Опершись на здоровую руку, Чонгук мастурбировал ему, обкусывая шею и ставя засосы, изучая языком рот, пока в набегающей резвой волне не растворился новый оргазм. Зажмурившись под светлеющим небом, Тэхён выгнулся и размяк, прикусывая ему хрящик уха и шепча о том, как приятно.
Они оба попали в настроение, когда могли бы часами говорить и предаваться ностальгии, апатично отзываясь обо всём, что не для них. Но слова заменила теснота и празднество плоти, ссыпающийся по коже песок и дрожь, словно всё заново, впервые. Как та первая гроза и сладость. Тэхён тёрся о бедро Чонгука, жарко вздыхая в его губы, целовал его лицо. Он не мог отказаться от него, ни от одной из его частиц. Как и Чонгук, треплющий его волосы, мажущий губами по щекам.

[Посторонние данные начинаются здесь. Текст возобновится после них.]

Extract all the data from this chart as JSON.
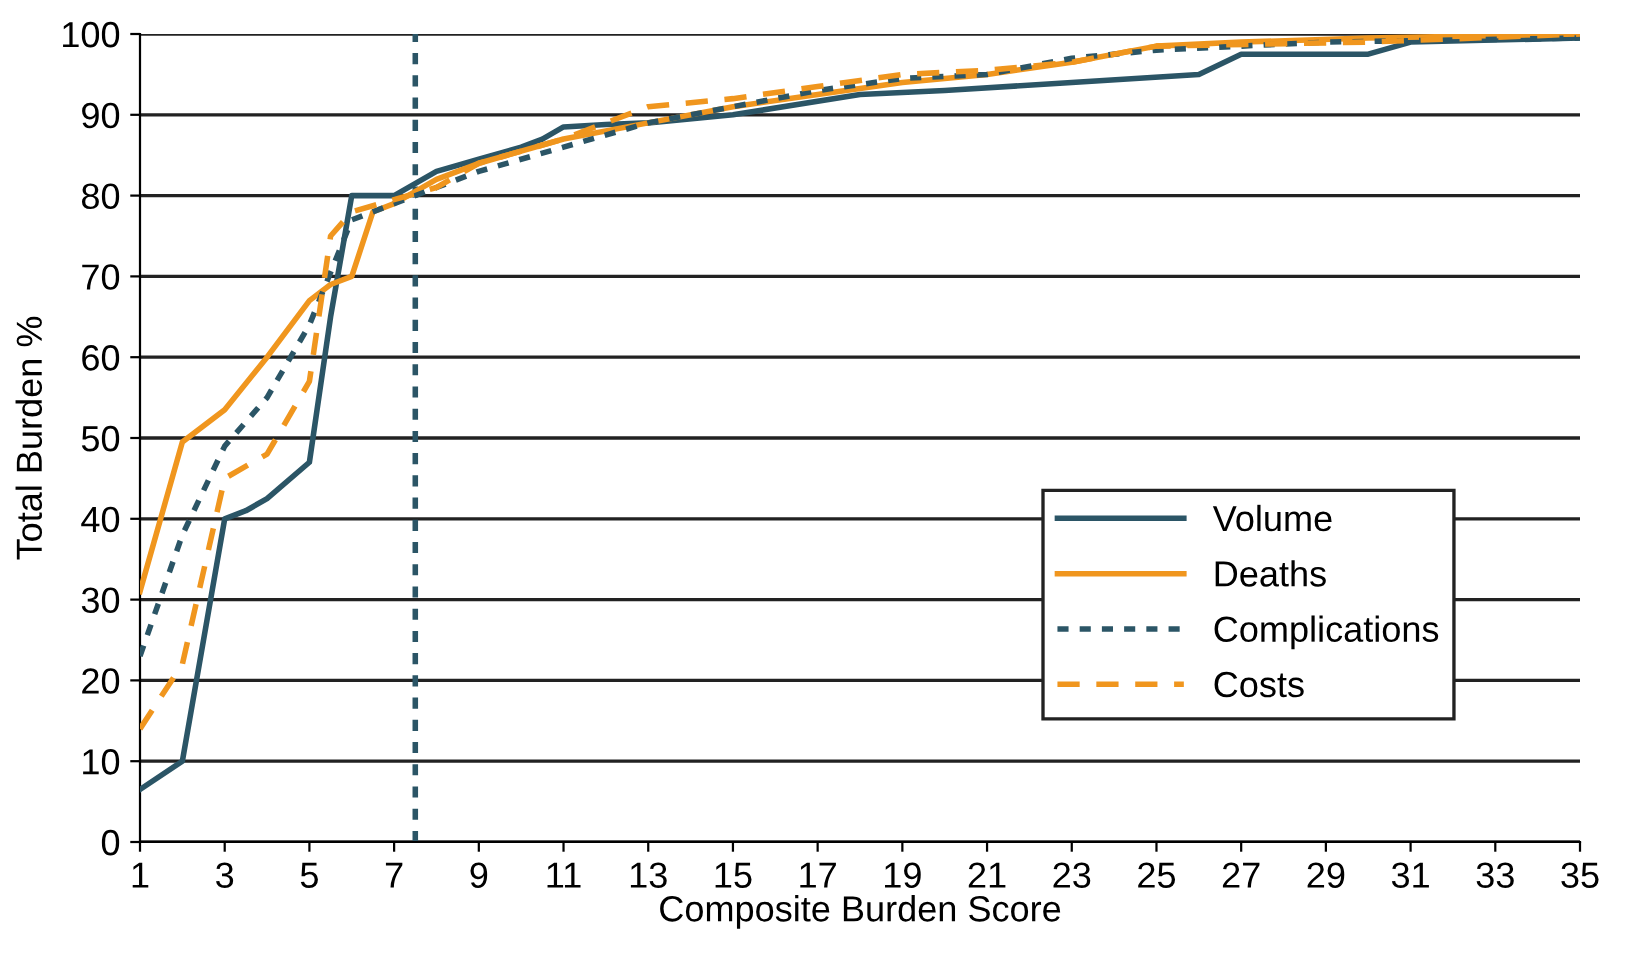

Скудный выбор. Трудно жить, трудно умирать. И ни того, ни другого не хотелось в полной мере. Гораздо легче убить друг друга одновременно. Но это практически невозможно и волшебно, пока вшито в иллюзию.
Тэхён полагал, что путь предстоит непростой.
— Чонгук… — он коснулся его перебинтованного плеча, но не спросил, кто подстрелил. — Куда мы и зачем?
— В Санто-Доминго, осядем там ненадолго, — честно признался Чонгук. — Я завершу операцию, и когда пойму, что нам ничего не угрожает, отправимся, куда скажешь.
— Ты не за них, — уверенно сказал Тэхён, — ты против.